Pour finir,on va voir Amed. je n'ai pas un bon souvenir de cette ville qui longe une plage de sable noir parsemée de bateaux. On parle français pour donner un baptême de plongée. Amed est proche de Tumbalen où l'on peut faire du snorkling et de la plongée. c'est un véritable aquarium grâce à une épave de bateau nommé Liberty. Komang nous amène en hauteur pour avoir un beau panorama. je le connaissais car je suis quelques jours sur cette ville. ce que je n'avais pas du tout apprécié, c'était le fait d'être captif car Amed s'etend sur des kilomètres et sans moto, on est vite restreint, sans parler du soir.
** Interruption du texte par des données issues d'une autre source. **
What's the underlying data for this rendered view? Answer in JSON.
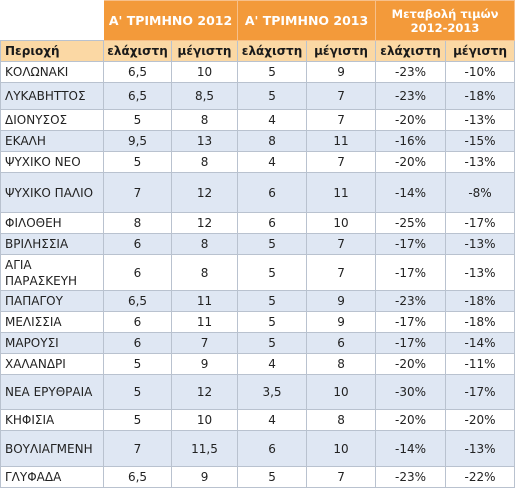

J'avais arpenté la plage et même acheté un paquet de fleur de sel a un marchand, il y a quelques années et j'avais même réussi à trouvé un masakan qui finissait par me connaître.

 

Il est temps de partir dans la même direction que l'on avait prise avec Fred avec des montées et de fortes descentes. Mon tout petit ne supportera pas deux fois. On s'arrêtera sur cette route qui quelquefois à tendance à presque disparaître. heureusement que l'on avait des serviettes ! Les conducteurs indonésiens semblent tenir à leur carosserie. J'ai oublié de conter une scène sur la pantai Kuta. Un touriste avec son scooter qui avait un porte surf avait dû touché la grosse voiture d'indonésiens. Ils discutent sur la route (mais sans avoir la possibilité de se garer) lorsqu'un indonésien de la voiture, viens prendre la clé du scooter ! Je ne sais pas la suite, on poursuivait notre chemin.

 

On va faire une boucle pour le retour et sur ce chemin, Komang me demande si je veux aller voir un auter palais. Vu l'heure et l'endroit où l'on est, je prefère un retour direct. Le voyage comence à être long. La nuit va commencer à tomber et on commence à être fatigués. On rentre dans la nuit, il est presque 20 heures ; Komang réussit à prendre des raccourcis. avant de partir je demande à Komang, le prix pour aller à Nusa Dua puis Ulu Watu. Il m'annonce un bon pix 350 000 mais il se trompe encore. C'est le prix et non pas un bon prix. Je ne sais ce qui va me traverser l'esprit mais je décline son offre. J'en ai un peu assez d'avoir toujours à négocier sur des prix qui escroquent les touristes. C'était un tour de 4 heures et il me demandait de payer presque le même prix qu'aujourd'hui - il est vrai négocié grâce à Fred ! Peut-être aussi que je garde l'endroit d'Ulu Watu comme un objectif pour en terminer avec Bali.

 

Pas de maïs ce soir, nous sommes trop fatigués, comme moi, ce soir qui sombre dans le sommeil. La bonne nouvelle de ce changement de plan, c'est que l'on va pouvoir voir Marcello plus longtemps les derniers jours qui viennent.